Approximately one year ago, students at Oak Harbor’s Crescent Harbor Elementary School spearheaded a campaign to have the orca declared the state’s marine mammal.

After petitioning and writing state legislators, the bill died last year on the House floor before a hearing could take place.

However, school officials were surprised to find the bill had been re-introduced in the House and is being considered again.

“We were astounded that it became a new bill,” said Bonnie Alanis, second-grade teacher at Crescent Harbor.

When she learned of the new bill, she got this year’s second graders involved in promoting the bill. She sent a letter home to parents encouraging them to contact local legislators Chris Strow and Barbara Bailey.
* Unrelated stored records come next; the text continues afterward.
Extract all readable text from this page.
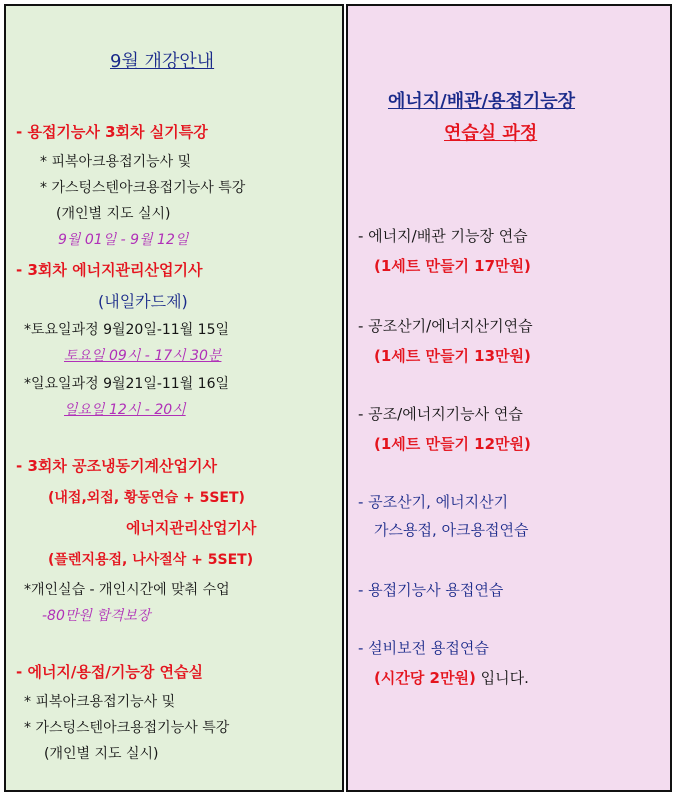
9월 개강안내
- 용접기능사 3회차 실기특강
* 피복아크용접기능사 및
* 가스텅스텐아크용접기능사 특강
(개인별 지도 실시)
9월 01일 - 9월 12일
- 3회차 에너지관리산업기사
(내일카드제)
*토요일과정 9월20일-11월 15일
토요일 09시 - 17시 30분
*일요일과정 9월21일-11월 16일
일요일 12시 - 20시
- 3회차 공조냉동기계산업기사
(내접,외접, 황동연습 + 5SET)
에너지관리산업기사
(플렌지용접, 나사절삭 + 5SET)
*개인실습 - 개인시간에 맞춰 수업
-80만원 합격보장
- 에너지/용접/기능장 연습실
* 피복아크용접기능사 및
* 가스텅스텐아크용접기능사 특강
(개인별 지도 실시)
에너지/배관/용접기능장
연습실 과정
- 에너지/배관 기능장 연습
(1세트 만들기 17만원)
- 공조산기/에너지산기연습
(1세트 만들기 13만원)
- 공조/에너지기능사 연습
(1세트 만들기 12만원)
- 공조산기, 에너지산기
가스용접, 아크용접연습
- 용접기능사 용접연습
- 설비보전 용접연습
(시간당 2만원) 입니다.
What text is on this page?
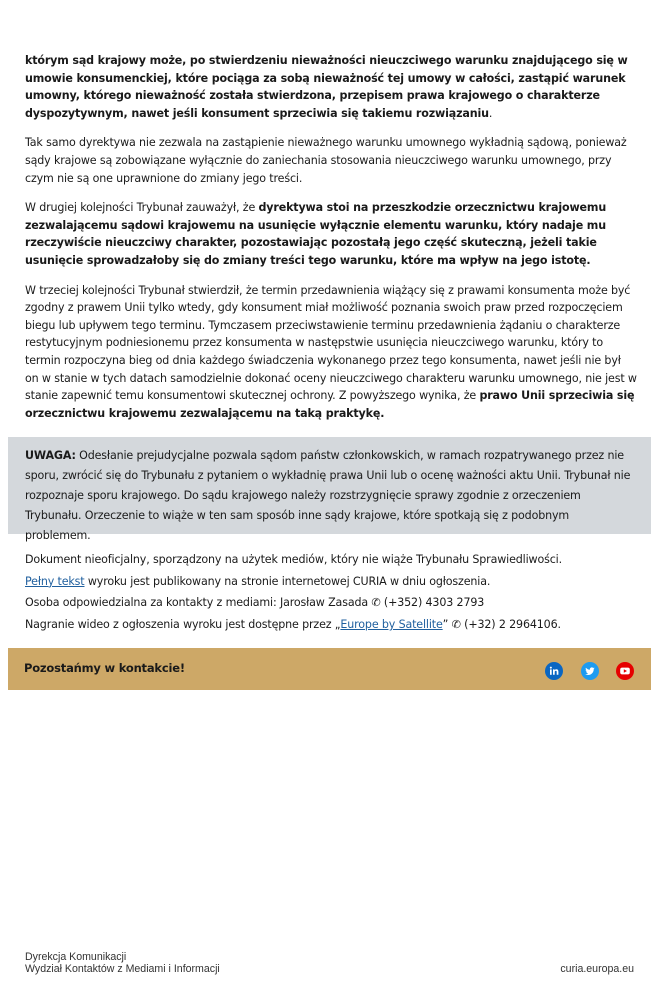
którym sąd krajowy może, po stwierdzeniu nieważności nieuczciwego warunku znajdującego się w umowie konsumenckiej, które pociąga za sobą nieważność tej umowy w całości, zastąpić warunek umowny, którego nieważność została stwierdzona, przepisem prawa krajowego o charakterze dyspozytywnym, nawet jeśli konsument sprzeciwia się takiemu rozwiązaniu.

Tak samo dyrektywa nie zezwala na zastąpienie nieważnego warunku umownego wykładnią sądową, ponieważ sądy krajowe są zobowiązane wyłącznie do zaniechania stosowania nieuczciwego warunku umownego, przy czym nie są one uprawnione do zmiany jego treści.

W drugiej kolejności Trybunał zauważył, że dyrektywa stoi na przeszkodzie orzecznictwu krajowemu zezwalającemu sądowi krajowemu na usunięcie wyłącznie elementu warunku, który nadaje mu rzeczywiście nieuczciwy charakter, pozostawiając pozostałą jego część skuteczną, jeżeli takie usunięcie sprowadzałoby się do zmiany treści tego warunku, które ma wpływ na jego istotę.

W trzeciej kolejności Trybunał stwierdził, że termin przedawnienia wiążący się z prawami konsumenta może być zgodny z prawem Unii tylko wtedy, gdy konsument miał możliwość poznania swoich praw przed rozpoczęciem biegu lub upływem tego terminu. Tymczasem przeciwstawienie terminu przedawnienia żądaniu o charakterze restytucyjnym podniesionemu przez konsumenta w następstwie usunięcia nieuczciwego warunku, który to termin rozpoczyna bieg od dnia każdego świadczenia wykonanego przez tego konsumenta, nawet jeśli nie był on w stanie w tych datach samodzielnie dokonać oceny nieuczciwego charakteru warunku umownego, nie jest w stanie zapewnić temu konsumentowi skutecznej ochrony. Z powyższego wynika, że prawo Unii sprzeciwia się orzecznictwu krajowemu zezwalającemu na taką praktykę.

UWAGA: Odesłanie prejudycjalne pozwala sądom państw członkowskich, w ramach rozpatrywanego przez nie sporu, zwrócić się do Trybunału z pytaniem o wykładnię prawa Unii lub o ocenę ważności aktu Unii. Trybunał nie rozpoznaje sporu krajowego. Do sądu krajowego należy rozstrzygnięcie sprawy zgodnie z orzeczeniem Trybunału. Orzeczenie to wiąże w ten sam sposób inne sądy krajowe, które spotkają się z podobnym problemem.
Dokument nieoficjalny, sporządzony na użytek mediów, który nie wiąże Trybunału Sprawiedliwości.
Pełny tekst wyroku jest publikowany na stronie internetowej CURIA w dniu ogłoszenia.
Osoba odpowiedzialna za kontakty z mediami: Jarosław Zasada ✆ (+352) 4303 2793
Nagranie wideo z ogłoszenia wyroku jest dostępne przez „Europe by Satellite” ✆ (+32) 2 2964106.
Pozostańmy w kontakcie!
Dyrekcja Komunikacji
Wydział Kontaktów z Mediami i Informacji	curia.europa.eu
If the legislation is approved, Washington will join several other ocean states that have an official marine mammal. Georgia and Maryland have the right whale, Alaska has the bowhead whale, Hawaii has the humpback whale, California has the gray whale and Florida has the manatee. Coincidentally, neighboring Oregon doesn’t have an official marine mammal.

“We think that it would be a unique and perfect symbol for our state,” said Peggy Mihalik, a library assistant at Crescent Harbor. She has helped the second graders with the project since it started a year ago.

She said the orca is an important figure in local Native American tribes and pushed the idea to the second graders who study the mammals every year.

Alanis said she focuses on orcas because students find them interesting and, for many who are military dependents and move around a lot, it gives them something noteworthy about the area to remember.

The bill clearly has support from various state representatives.

“I think its a great idea,” said Rep. Chris Strow. He said it provides a good opportunity for young students to learn about the legislative process.

Alanis tied in aspects of social studies and language arts for her students this year. During a recent class, students were busy learning how to write their representatives.

When the bill failed last year, she invited Oak Harbor Mayor Patty Cohen to talk about citizenship.

Strow added that the orca boosts an important part of the tourism industry as tourists flock to the region each year to watch whales.

State Rep. Sherry Appleton sponsored the bill along with 26 other representatives as co-sponsors, including Strow and fellow 10th District Rep. Barbara Bailey. The bill is currently in the Rules Committee.

A state marine mammal isn’t the only time students have worked to get state recognition for an animal. Students at Crestwood Elementary School in Kent succeeded in having the green darner dragonfly named the state insect in 1997 and students at Windsor Elementary School near Cheney worked to have the Colombian mammoth named the state fossil in 1998.